The fifth candle closes at 14.5, inside the bar1/bar2 body gap (12, 15), reversing a four-bar slide — a bullish breakaway. This matches bullish_breakaway_is_plus_one.

Python

python
import numpy as np
import wickra as ta

o = np.array([20.0, 14.0, 12.5, 11.0, 9.5])
h = np.array([20.2, 14.1, 13.0, 11.5, 14.7])
l = np.array([14.8, 11.9, 10.5, 9.0,  9.4])
c = np.array([15.0, 12.0, 11.0, 9.5,  14.5])

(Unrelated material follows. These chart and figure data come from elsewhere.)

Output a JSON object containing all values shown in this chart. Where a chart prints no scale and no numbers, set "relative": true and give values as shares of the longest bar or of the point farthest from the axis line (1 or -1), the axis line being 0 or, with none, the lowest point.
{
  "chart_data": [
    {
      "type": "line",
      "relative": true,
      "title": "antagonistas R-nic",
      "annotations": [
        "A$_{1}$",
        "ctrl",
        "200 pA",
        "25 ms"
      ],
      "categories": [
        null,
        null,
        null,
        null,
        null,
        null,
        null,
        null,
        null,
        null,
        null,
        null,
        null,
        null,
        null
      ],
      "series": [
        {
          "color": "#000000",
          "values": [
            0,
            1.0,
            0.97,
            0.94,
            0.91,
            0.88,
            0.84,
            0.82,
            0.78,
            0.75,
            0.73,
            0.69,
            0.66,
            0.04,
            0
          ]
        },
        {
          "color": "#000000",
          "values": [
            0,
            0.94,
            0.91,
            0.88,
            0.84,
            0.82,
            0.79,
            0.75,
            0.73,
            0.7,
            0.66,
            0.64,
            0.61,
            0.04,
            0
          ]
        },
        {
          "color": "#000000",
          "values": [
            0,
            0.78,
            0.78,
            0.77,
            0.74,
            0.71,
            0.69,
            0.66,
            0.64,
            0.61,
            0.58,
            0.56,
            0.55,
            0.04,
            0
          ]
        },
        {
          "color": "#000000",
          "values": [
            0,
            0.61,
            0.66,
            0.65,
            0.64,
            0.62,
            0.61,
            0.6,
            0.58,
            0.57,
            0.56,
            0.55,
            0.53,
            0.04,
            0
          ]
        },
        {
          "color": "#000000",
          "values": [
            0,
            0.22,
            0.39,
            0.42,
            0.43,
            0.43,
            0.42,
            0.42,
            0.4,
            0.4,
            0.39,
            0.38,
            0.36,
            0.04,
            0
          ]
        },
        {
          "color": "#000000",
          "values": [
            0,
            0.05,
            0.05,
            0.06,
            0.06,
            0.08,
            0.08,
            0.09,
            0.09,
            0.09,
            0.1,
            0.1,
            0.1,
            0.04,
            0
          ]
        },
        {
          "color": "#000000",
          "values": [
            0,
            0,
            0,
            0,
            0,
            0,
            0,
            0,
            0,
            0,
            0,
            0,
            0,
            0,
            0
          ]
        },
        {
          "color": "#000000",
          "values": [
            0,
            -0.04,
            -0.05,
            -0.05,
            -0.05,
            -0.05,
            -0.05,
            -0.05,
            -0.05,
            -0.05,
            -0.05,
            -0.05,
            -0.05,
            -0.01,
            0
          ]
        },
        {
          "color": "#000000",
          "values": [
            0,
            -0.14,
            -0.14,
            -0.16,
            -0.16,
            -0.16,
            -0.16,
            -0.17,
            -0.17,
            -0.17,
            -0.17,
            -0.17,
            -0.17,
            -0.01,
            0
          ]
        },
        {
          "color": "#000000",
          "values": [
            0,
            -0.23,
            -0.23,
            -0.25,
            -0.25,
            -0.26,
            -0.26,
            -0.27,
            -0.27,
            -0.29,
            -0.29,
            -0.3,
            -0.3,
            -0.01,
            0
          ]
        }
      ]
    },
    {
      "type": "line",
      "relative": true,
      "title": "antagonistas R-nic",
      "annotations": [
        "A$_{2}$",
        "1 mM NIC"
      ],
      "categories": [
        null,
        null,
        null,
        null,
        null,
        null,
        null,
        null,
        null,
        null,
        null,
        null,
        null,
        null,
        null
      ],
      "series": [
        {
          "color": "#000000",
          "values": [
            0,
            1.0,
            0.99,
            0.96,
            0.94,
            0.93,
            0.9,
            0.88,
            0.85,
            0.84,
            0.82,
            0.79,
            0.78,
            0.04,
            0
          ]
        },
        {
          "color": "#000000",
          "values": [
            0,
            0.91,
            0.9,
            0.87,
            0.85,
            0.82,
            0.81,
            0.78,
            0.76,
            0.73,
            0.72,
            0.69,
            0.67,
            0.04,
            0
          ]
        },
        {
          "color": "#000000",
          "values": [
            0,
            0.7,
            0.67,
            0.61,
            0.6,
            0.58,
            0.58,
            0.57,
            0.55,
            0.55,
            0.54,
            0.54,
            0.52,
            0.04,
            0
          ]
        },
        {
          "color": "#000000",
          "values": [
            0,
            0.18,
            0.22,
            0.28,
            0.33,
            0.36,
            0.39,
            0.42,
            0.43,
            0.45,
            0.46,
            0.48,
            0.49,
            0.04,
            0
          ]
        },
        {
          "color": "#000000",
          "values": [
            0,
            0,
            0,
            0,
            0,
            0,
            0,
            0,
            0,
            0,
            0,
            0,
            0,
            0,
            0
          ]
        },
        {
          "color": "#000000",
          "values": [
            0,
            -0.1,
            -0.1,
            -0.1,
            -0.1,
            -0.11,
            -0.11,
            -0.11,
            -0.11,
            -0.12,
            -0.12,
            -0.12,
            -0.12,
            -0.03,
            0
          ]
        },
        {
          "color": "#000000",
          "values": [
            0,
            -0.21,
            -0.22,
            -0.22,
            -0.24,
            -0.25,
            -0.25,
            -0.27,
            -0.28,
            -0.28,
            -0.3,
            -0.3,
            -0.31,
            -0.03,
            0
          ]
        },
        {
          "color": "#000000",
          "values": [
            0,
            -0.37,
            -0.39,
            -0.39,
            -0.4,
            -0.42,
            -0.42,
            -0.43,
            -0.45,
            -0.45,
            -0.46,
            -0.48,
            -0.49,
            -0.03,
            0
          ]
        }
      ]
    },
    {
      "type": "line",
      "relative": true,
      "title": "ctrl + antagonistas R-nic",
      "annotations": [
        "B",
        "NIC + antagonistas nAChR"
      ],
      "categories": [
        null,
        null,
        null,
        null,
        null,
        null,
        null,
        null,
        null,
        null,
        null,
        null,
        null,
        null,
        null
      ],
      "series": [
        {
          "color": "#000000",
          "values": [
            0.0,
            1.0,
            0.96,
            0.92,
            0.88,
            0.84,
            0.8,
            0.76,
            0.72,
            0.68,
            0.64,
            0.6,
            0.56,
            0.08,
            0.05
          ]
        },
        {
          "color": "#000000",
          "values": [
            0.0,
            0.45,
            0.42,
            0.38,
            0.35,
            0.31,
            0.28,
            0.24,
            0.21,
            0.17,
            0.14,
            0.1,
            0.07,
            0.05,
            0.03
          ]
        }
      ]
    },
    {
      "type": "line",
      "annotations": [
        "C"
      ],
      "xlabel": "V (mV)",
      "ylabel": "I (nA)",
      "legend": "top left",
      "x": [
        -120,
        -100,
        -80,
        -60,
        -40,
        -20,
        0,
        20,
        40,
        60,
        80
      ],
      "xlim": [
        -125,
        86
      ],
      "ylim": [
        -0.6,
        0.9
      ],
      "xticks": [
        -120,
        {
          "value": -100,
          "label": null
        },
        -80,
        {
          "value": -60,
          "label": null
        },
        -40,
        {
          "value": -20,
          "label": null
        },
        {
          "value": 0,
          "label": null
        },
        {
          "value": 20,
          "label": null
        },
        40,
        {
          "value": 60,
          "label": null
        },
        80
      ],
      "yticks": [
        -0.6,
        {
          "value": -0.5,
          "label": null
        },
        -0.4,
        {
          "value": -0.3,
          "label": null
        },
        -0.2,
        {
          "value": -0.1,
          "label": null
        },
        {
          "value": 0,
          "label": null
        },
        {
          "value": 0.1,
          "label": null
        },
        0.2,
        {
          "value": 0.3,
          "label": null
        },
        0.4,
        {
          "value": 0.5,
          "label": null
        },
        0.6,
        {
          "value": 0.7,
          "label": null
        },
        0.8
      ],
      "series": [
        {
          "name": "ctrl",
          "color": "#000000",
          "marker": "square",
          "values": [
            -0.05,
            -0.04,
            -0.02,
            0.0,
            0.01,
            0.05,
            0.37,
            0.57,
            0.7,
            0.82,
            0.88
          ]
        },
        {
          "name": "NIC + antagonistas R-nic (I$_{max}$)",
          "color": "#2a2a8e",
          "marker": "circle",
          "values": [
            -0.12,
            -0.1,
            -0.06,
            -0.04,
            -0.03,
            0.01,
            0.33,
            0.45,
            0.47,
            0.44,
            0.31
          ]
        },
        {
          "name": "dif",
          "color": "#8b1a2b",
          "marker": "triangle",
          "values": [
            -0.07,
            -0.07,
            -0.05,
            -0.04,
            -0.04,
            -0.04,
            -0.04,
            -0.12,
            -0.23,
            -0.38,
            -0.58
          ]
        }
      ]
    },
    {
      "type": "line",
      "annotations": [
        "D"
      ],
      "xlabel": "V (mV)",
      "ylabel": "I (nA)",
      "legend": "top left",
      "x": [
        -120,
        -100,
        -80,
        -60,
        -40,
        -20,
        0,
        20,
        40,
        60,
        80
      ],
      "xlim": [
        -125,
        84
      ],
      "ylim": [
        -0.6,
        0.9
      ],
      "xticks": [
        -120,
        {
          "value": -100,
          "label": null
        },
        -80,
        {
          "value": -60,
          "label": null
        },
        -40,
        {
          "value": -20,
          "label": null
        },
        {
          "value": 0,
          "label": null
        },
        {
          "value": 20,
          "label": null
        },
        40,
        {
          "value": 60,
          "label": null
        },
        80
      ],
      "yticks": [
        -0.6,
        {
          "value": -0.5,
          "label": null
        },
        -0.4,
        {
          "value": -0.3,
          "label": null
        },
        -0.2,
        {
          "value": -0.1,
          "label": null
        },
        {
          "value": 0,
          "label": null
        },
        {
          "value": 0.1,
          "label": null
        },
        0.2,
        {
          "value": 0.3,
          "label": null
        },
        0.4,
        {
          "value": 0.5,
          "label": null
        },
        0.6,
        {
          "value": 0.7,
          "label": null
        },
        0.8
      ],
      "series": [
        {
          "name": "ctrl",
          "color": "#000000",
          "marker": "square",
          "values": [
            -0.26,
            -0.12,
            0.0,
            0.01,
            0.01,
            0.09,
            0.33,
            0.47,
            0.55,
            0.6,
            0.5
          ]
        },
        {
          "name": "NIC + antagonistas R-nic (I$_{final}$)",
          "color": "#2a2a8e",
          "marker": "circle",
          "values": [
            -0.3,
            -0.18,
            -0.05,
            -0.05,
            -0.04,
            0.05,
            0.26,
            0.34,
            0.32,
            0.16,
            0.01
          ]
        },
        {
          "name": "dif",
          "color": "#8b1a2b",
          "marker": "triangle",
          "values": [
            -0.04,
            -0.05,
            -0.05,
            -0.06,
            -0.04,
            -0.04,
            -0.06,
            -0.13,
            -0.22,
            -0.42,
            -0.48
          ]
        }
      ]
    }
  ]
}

print(ta.Breakaway().batch(o, h, l, c))  # [0. 0. 0. 0. 1.]

Node

javascript
const ta = require('wickra');
const t = new ta.Breakaway();
t.update(20, 20.2, 14.8, 15);
t.update(14, 14.1, 11.9, 12);
t.update(12.5, 13, 10.5, 11);
t.update(11, 11.5, 9, 9.5);
console.log(t.update(9.5, 14.7, 9.4, 14.5)); // 1

Streaming

rust
use wickra::{Candle, Indicator, Breakaway};

let mut t = Breakaway::new();
let candle_stream: Vec<wickra::Candle> = Vec::new(); // your live OHLCV candle feed
for bar in candle_stream {
    match t.update(bar) {
        Some(1.0)  => { /* bullish breakaway — fade the slide */ }
        Some(-1.0) => { /* bearish breakaway — fade the run-up */ }
        _ => {}
    }
}

Interpretation

  1. Over-extension fade. The gap-and-drift run sets up an exhausted move; the snap-back fifth bar fades it back into the original gap.
  2. Reversal after a sprint. Best read when the four-bar run is clearly over-extended into support (bullish) or resistance (bearish).
  3. Confirm. A single reversal bar after a sharp run can be a dead-cat bounce; wait for follow-through.

Common pitfalls

  • Middle-bar colour. Bar 3's colour does not matter — only its extension of the run.
  • Close must re-enter the gap. A big reversal bar that overshoots the gap is not a textbook breakaway.

References

  • Steve Nison, Japanese Candlestick Charting Techniques (1991).